Seeing that house look so desolate and empty struck a nerve in me. I’d probably hear from them several times over the next few years but I know eventually and all too soon those meager attempts at keeping old friendships between our families alive would fizzle out and disappear altogether. We’ll exchange Christmas cards (if my mom gets them out in time next year).
The neighbors across the street are repainting their house green. Two paint-jobs ago it used to be yellow. When it was yellow a different family lived there. The boy there was a year younger than me and I can tell you even more about the time we spent building tree forts in his backyard or mine. But his family moved about six years ago and we stopped hearing from them a while back. Christmas cards—that’s it. Then the house was painted white and a new family with two horrible, demonic, destructive monsters little children moved in. Down the street another family moved in with two young daughters and I watched throughout my middle and high school careers as they took over the neighborhood, roaming the same streets in their Barbie Jeeps that my friends and I had once ruled with our bicycles and Razor scooters.
Slowly my old neighborhood gang drifted apart. Phil moved. Michael and Maria moved. Zander stopped coming out to play. Tricia and Ali got too old. Lindsay secluded herself in her studies and books. I guess I also fell away in my own time. I don’t know when exactly we stopped playing together as one big group of rowdy neighborhood kids. I don’t know what we did the last time we were all truly together. I do know that time is funny. It feels so painfully slow when you’re travelling through your awkward years. When you just want 7th grade to be over. 8th grade. 9th grade. High school. And then it is and you don’t know where it all went. What you did with all those seconds, minutes, hours, years.

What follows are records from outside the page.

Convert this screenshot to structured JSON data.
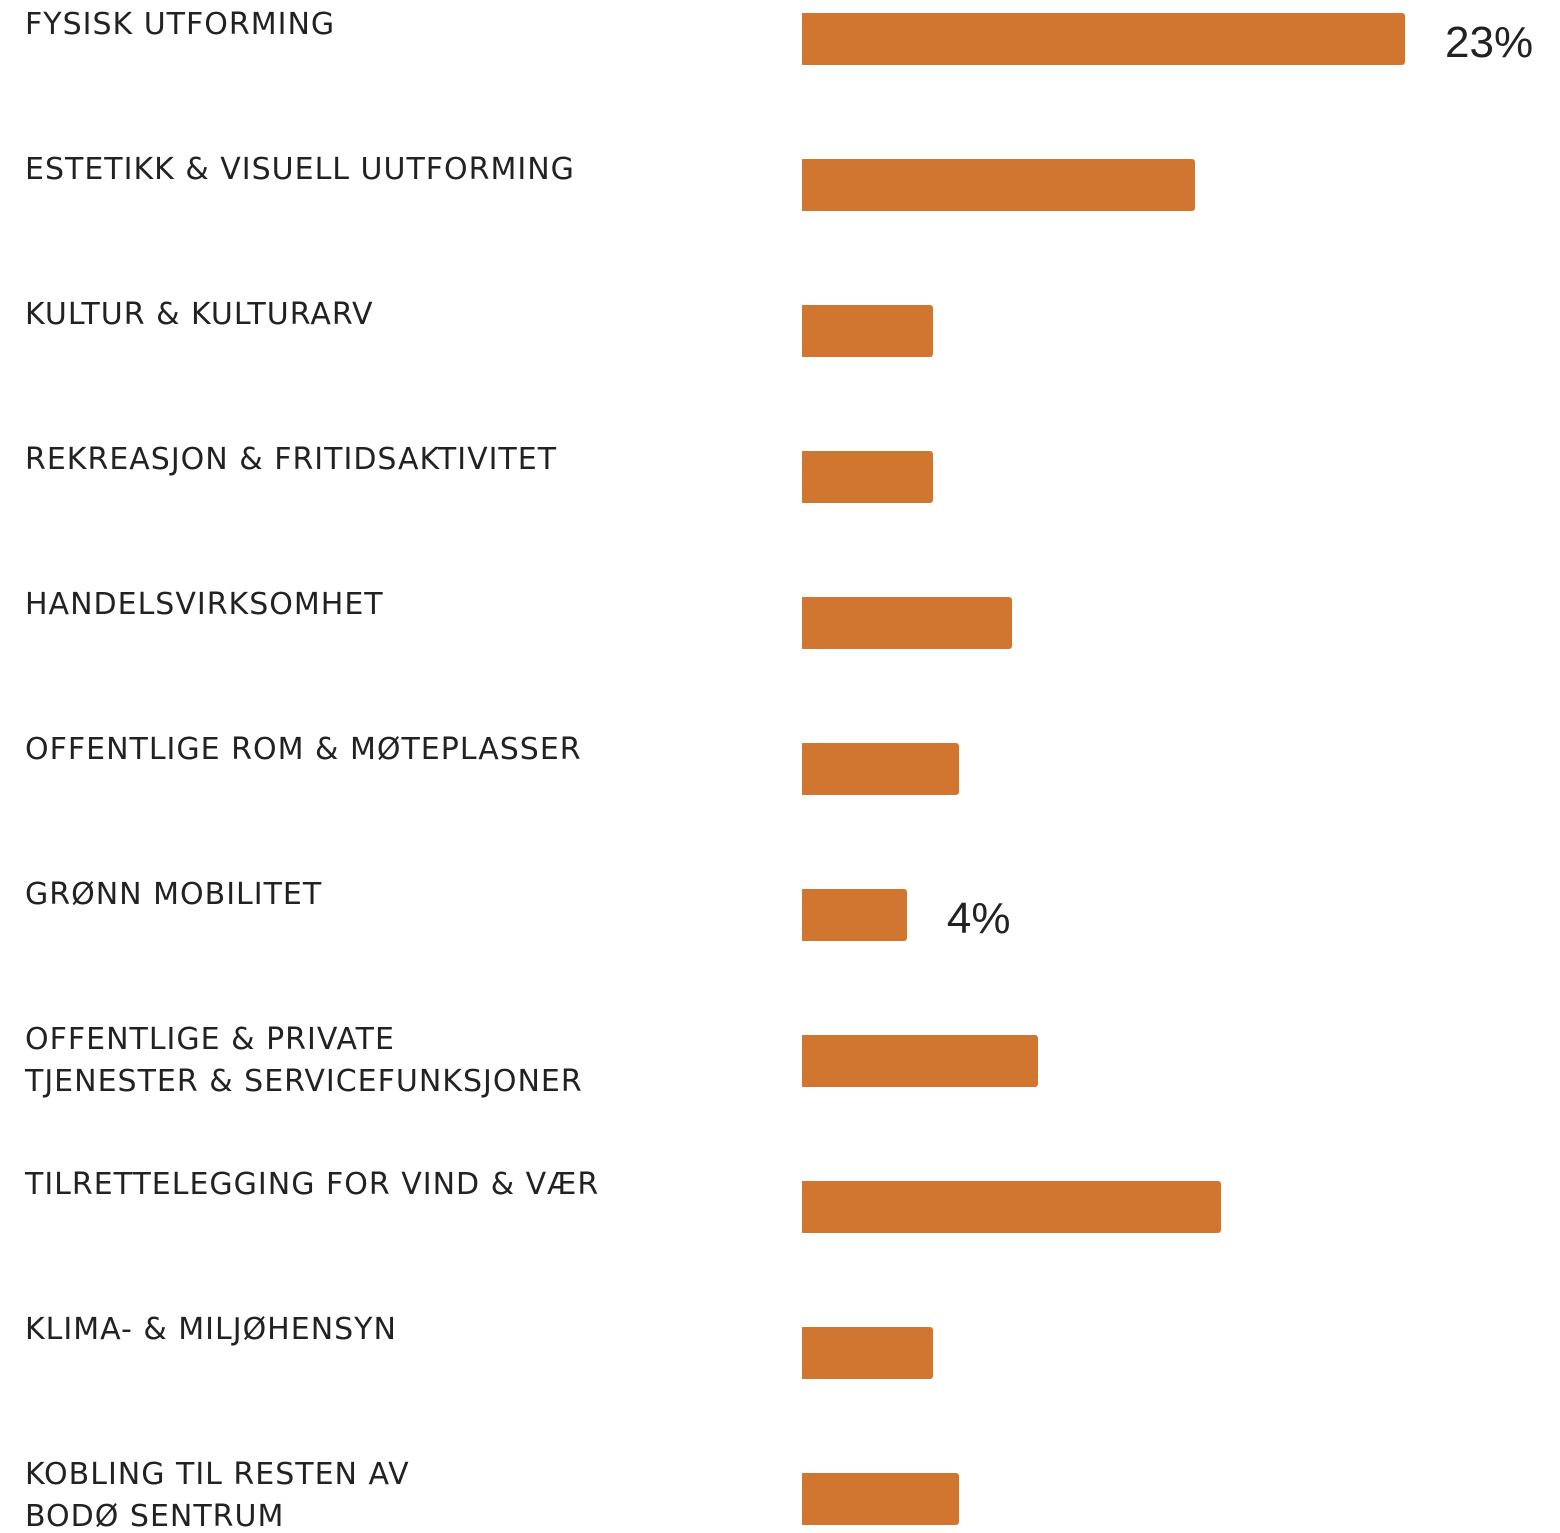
{
  "chart_data": {
    "type": "bar",
    "orientation": "horizontal",
    "color": "#d07630",
    "categories": [
      "FYSISK UTFORMING",
      "ESTETIKK & VISUELL UUTFORMING",
      "KULTUR & KULTURARV",
      "REKREASJON & FRITIDSAKTIVITET",
      "HANDELSVIRKSOMHET",
      "OFFENTLIGE ROM & MØTEPLASSER",
      "GRØNN MOBILITET",
      "OFFENTLIGE & PRIVATE\nTJENESTER  & SERVICEFUNKSJONER",
      "TILRETTELEGGING FOR VIND & VÆR",
      "KLIMA- & MILJØHENSYN",
      "KOBLING TIL RESTEN AV\nBODØ SENTRUM"
    ],
    "values": [
      23,
      15,
      5,
      5,
      8,
      6,
      4,
      9,
      16,
      5,
      6
    ],
    "value_labels": [
      "23%",
      null,
      null,
      null,
      null,
      null,
      "4%",
      null,
      null,
      null,
      null
    ]
  }
}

Why you can’t just go back to being a kid who isn’t even bothered in the least by a scraped knee or a bad haircut.
A family with a bunch of little kids is moving into the house down the street though. I’m leaving and in my wake comes the new batch of neighborhood kids. It’s The Circle of Life: Suburban Neighborhood Edition. I wonder if I’ll even recognize this place when I come home for break. All of the elderly neighbors I grew up with are now even older. Eleanor passed away from emphysema and a young expectant couple moved into her old house, Dominic had a heart attack and his wife Rose is still around but hasn’t quite been the same since. The Madrids moved the New Mexico. When I come back, half the neighborhood won’t even know who I am. I used to run this place. What I would give to be able to stop time, even for the shortest while.